THE THING ABOUT JELLYFISH, by Ali Benjamin, has a classic mid-grade feel to it. Seventh grader Suzy Swanson hasn’t spoken since she learned of the death of her former best friend, Franny Jackson. Suzy is convinced that Franny died from a poisonous jellyfish sting and not from drowning, like everyone else thinks. Suzy uses her love of science to help work through her grief and to understand her complicated relationship with Franny. This debut novel explores the power of friendship, jellyfish, and the importance of moving on. (MG)

ZEROES, by Scott Westerfeld, Margo Lanagan, and Deborah Biancotti, is the first in a promising new series about a small group of teens who have strange “superpowers”—Ethan has the Voice, which speaks for him whenever he is in a jam (which sometimes makes things WAY worse), Kelsie, can control a crowd’s emotions (until she is carried away by them herself), Blind Flicker can see through everyone else’s eyes, Chizara can control technology, Anonymous is extremely hard to keep track of, and finally there is Nate/Glorious Leader, who melds them into a group.  Together, they are drawn into a mission to save Ethan, while evading murderous drug dealers and Ethan’s DA mom. This is great action enhanced by awesome-yet-marginal superhero-ness, and harkens back to Westerfelds early work on his Midnighters series.  (YA)

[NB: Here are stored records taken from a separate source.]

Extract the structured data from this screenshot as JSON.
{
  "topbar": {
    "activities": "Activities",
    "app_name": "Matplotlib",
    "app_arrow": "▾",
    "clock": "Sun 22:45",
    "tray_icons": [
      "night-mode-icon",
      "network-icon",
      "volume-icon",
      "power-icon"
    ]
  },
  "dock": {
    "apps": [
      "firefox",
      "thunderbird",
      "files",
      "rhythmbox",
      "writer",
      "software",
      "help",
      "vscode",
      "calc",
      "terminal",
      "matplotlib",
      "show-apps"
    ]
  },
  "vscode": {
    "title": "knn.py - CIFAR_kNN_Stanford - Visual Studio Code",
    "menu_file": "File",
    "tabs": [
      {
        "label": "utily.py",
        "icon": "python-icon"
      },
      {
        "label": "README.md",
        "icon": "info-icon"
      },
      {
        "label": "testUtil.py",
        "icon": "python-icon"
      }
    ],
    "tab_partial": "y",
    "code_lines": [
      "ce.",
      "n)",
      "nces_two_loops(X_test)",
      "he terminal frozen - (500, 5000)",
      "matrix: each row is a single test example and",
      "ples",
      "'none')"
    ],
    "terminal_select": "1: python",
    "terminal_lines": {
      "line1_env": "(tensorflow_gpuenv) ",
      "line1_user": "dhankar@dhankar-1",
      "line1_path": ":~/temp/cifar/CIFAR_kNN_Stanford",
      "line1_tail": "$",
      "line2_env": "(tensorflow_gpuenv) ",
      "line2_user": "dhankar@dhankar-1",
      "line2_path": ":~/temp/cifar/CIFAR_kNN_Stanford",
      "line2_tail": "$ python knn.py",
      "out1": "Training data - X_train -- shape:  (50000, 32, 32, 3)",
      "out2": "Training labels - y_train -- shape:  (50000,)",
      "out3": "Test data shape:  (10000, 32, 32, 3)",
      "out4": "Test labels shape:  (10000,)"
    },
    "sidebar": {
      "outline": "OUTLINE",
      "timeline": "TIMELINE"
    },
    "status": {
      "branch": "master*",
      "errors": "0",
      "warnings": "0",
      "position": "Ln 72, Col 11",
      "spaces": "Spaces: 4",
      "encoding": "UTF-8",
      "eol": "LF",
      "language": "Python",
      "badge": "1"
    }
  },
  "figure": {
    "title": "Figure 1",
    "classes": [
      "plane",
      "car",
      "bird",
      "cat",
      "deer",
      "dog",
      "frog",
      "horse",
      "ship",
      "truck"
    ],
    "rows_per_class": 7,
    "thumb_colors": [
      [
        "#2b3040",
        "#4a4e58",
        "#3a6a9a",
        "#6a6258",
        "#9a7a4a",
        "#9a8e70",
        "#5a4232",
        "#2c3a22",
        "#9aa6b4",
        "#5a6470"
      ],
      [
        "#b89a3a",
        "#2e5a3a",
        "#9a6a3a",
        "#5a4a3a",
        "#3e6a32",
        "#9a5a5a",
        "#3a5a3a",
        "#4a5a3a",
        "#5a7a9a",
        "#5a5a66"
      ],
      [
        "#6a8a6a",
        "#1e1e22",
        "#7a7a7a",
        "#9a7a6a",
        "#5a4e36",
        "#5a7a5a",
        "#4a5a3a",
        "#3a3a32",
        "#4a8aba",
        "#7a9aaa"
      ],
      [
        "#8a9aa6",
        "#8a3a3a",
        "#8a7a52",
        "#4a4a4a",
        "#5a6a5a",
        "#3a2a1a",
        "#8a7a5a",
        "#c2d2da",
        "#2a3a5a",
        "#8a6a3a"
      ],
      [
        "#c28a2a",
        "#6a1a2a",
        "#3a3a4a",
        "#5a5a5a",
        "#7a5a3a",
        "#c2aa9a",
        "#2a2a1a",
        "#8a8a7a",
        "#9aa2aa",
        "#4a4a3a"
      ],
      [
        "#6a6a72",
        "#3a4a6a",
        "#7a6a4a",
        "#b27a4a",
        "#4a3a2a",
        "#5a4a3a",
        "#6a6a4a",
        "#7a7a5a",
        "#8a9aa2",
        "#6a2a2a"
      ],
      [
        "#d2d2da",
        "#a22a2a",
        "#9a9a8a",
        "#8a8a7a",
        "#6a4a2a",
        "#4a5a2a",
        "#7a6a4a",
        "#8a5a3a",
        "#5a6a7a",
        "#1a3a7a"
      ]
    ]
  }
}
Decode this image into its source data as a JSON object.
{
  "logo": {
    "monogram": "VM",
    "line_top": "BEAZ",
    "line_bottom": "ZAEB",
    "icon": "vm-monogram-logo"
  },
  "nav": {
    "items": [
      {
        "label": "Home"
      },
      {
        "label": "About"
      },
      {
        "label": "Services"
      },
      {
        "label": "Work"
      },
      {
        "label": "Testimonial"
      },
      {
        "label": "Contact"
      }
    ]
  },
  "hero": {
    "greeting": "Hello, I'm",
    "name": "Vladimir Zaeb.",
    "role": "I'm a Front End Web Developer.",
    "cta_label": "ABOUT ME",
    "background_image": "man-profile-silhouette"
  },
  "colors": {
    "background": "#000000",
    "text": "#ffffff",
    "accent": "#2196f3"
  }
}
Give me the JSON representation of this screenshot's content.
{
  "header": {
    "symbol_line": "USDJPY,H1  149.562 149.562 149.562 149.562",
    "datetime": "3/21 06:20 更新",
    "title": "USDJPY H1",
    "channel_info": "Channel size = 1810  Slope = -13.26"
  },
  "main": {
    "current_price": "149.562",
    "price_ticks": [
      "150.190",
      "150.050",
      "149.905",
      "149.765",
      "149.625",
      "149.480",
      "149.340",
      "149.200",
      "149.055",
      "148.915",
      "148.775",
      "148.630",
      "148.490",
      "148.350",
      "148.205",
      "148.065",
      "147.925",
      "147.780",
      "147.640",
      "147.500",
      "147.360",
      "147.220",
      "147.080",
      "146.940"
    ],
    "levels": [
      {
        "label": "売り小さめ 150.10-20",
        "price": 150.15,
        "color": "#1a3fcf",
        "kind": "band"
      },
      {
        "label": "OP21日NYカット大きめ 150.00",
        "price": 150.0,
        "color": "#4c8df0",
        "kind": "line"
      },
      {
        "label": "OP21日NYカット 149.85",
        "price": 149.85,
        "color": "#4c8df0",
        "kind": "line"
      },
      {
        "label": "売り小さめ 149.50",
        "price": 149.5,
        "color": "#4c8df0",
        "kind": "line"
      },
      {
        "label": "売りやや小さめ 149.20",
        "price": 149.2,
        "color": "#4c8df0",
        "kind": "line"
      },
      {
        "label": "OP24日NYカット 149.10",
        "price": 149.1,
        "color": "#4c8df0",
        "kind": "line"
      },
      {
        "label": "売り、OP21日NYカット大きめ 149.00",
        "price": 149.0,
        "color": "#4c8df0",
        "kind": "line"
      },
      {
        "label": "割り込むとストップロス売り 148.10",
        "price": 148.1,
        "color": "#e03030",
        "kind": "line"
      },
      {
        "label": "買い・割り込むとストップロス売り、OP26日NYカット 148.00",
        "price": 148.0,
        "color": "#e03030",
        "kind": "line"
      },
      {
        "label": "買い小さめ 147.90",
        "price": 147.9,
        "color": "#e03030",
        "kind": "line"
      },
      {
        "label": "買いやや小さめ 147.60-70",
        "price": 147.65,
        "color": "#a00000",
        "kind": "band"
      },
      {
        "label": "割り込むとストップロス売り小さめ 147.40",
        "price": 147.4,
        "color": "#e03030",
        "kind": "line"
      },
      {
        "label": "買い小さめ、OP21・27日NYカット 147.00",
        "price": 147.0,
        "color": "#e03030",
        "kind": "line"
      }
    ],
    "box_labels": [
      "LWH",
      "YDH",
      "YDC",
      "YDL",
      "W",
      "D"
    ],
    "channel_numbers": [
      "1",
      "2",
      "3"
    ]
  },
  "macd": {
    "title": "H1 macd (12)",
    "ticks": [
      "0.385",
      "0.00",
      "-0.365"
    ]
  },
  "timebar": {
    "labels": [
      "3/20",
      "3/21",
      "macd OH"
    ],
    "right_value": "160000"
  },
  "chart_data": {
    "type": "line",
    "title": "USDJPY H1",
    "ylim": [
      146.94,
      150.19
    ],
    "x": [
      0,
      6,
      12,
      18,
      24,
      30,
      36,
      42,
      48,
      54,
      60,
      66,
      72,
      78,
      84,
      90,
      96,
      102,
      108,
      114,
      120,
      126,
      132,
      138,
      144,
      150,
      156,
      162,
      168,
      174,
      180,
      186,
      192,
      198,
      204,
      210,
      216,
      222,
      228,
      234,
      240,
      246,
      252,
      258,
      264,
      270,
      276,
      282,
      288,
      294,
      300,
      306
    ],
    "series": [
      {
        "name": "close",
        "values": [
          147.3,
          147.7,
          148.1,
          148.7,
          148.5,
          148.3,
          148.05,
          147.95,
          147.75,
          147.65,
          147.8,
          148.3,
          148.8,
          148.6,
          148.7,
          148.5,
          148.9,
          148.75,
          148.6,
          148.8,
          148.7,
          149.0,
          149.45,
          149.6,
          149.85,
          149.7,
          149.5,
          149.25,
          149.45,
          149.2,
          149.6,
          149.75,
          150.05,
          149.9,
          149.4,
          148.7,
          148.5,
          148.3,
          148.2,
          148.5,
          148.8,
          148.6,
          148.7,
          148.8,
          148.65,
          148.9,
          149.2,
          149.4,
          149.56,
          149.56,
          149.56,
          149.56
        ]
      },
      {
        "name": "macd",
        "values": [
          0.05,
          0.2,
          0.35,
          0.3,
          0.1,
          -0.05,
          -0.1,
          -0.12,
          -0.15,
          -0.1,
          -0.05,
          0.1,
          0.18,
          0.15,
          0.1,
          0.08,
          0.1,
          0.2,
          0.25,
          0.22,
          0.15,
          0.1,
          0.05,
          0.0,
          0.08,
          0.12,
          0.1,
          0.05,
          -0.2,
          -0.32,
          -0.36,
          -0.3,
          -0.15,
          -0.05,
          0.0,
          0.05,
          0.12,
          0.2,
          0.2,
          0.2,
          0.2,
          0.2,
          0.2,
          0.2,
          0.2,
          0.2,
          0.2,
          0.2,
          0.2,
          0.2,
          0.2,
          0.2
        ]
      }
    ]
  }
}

Picture Books (coincidentally, all by author/illustrators this time) :

In WE FORGOT BROCK, by Carter Goodrich, Phillip and his best friend Brock (who Phillip's parents insist is invisible) spend all their time together goofing around together. When Phillip falls asleep at the Big Fair, Brock slips off to ride the Brain Shaker and gets left behind! The art is pitch-perfect, with Brock and Princess Sparkle Dust rendered in a flat, crayony style, while the rest of the world uses more nuanced watercolor paintings.

GET OUT OF MY BATH, by Britta Teckentrup, joins a small but growing sub-genre of interactive picture books, along the lines of Herve Tullet’s Press Here. A narrator invites readers to help elephant Ellie make some waves by shaking the book from side to side, as well as to shake out the other animals who have found there way into the now-crowded tub. Hooray! we are told. This is fun! And it is. The illustrations are bold and bright, the text large and engaging.

WAITING, by Kevin Henkes, is a lovely, quiet (yes, quiet!) picture book full of the wonder of the world, and of the secret life of toys. Spare text, beautiful design, and mostly minimal illustrations bring great heft to this understated picture book. It's a great choice for readers who want to slow down, cuddle up, and enjoy.